Dell, $7.50, 0-440-22482-9
Historical Fiction, 2000 (Reissue)
I have only read one other book by this author, some inane story about a woman who is so fabulously rich that she has to practically manufacture her own problems, and promptly ignored the rest of this popular author’s books. My tastes seldom match the majority’s anyway. But there I am, stuck in a sweltering hot and packed to the brim bus in Mauritius, with nothing to read but Granny Dan, bought at the airport. So I decide to immerse myself in this tale of Rich and Bored Porcelain People in Historic Russia.
This story is the flashback reminiscences of the life of Danina Petroskova, a fabulous – FABULOUS! – beautiful – BEAUTEOUS! – ballerina who shags a rich – VERY RICH! – handsome – VERY HANDSOME! – talented – FABULOUSLY TALENTED – married – UH OH – Dr Nikolai Obrajensky. Set amidst the ersatz grandeur of an idealistic pre-Russian Revolution era of the early 20th century, our two lovebirds have lots of problems to overcome before canoodling happily ever after in their Russian equivalent of Beverly Hills mansion. Such as deciding the color of Dani’s manicures. Or the pain of the inability to find good toilette.

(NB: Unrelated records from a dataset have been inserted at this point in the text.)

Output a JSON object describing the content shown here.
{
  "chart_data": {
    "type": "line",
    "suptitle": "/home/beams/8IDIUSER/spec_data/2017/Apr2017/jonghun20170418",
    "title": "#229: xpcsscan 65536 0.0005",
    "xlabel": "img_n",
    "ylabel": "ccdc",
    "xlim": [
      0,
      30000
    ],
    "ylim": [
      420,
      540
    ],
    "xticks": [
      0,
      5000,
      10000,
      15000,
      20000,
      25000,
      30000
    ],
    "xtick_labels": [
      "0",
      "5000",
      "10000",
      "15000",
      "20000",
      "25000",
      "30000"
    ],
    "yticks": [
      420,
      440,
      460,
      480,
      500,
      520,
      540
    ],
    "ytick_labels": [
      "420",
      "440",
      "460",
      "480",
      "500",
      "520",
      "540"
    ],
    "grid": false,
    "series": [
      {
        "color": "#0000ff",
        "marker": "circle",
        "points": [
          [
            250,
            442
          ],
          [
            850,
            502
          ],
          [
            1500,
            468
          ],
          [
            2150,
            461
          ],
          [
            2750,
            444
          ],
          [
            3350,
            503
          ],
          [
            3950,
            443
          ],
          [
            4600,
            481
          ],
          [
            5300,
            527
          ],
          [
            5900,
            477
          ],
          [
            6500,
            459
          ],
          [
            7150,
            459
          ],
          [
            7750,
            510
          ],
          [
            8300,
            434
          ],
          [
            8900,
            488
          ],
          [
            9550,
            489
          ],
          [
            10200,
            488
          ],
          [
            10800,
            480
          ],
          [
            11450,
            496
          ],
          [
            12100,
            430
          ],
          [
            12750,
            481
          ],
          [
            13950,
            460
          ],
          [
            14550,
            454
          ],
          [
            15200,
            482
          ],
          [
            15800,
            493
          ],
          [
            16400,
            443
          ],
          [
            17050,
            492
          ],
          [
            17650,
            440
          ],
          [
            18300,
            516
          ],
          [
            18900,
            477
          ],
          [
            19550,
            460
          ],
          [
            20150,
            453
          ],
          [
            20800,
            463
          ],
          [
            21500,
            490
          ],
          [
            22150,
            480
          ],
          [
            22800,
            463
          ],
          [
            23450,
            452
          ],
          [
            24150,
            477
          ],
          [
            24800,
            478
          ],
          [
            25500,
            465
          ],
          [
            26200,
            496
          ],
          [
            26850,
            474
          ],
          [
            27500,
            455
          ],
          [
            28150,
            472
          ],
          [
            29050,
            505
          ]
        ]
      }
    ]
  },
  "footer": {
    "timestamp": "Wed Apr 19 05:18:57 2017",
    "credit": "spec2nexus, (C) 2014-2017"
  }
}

Along the way we have the usual villainous people who wants to dig their grubby, perverted claws into the pristine, always immaculately clothed body of our fabulous Dani. Dani weeps artfully and poses dramatically, and makes fabulous love with Nikky the sensitive, one-dimensional dude under dim, elegant, and tasteful lighting.
While running through the Russian perfection of a rustic wilderness in careless abandon, our two lovers are swept up in the Revolution. Oh, the pain! The horror! All depicted in bland monotone of the one-sentenced, barely multi-syllable prose. It’s like reading a first-grade school kid’s attempt at reinterpreting the history of Russia. It’s not even bad enough to be funny. It’s just bad.
I’m sure one day someone would make a really bad TV movie out of this story.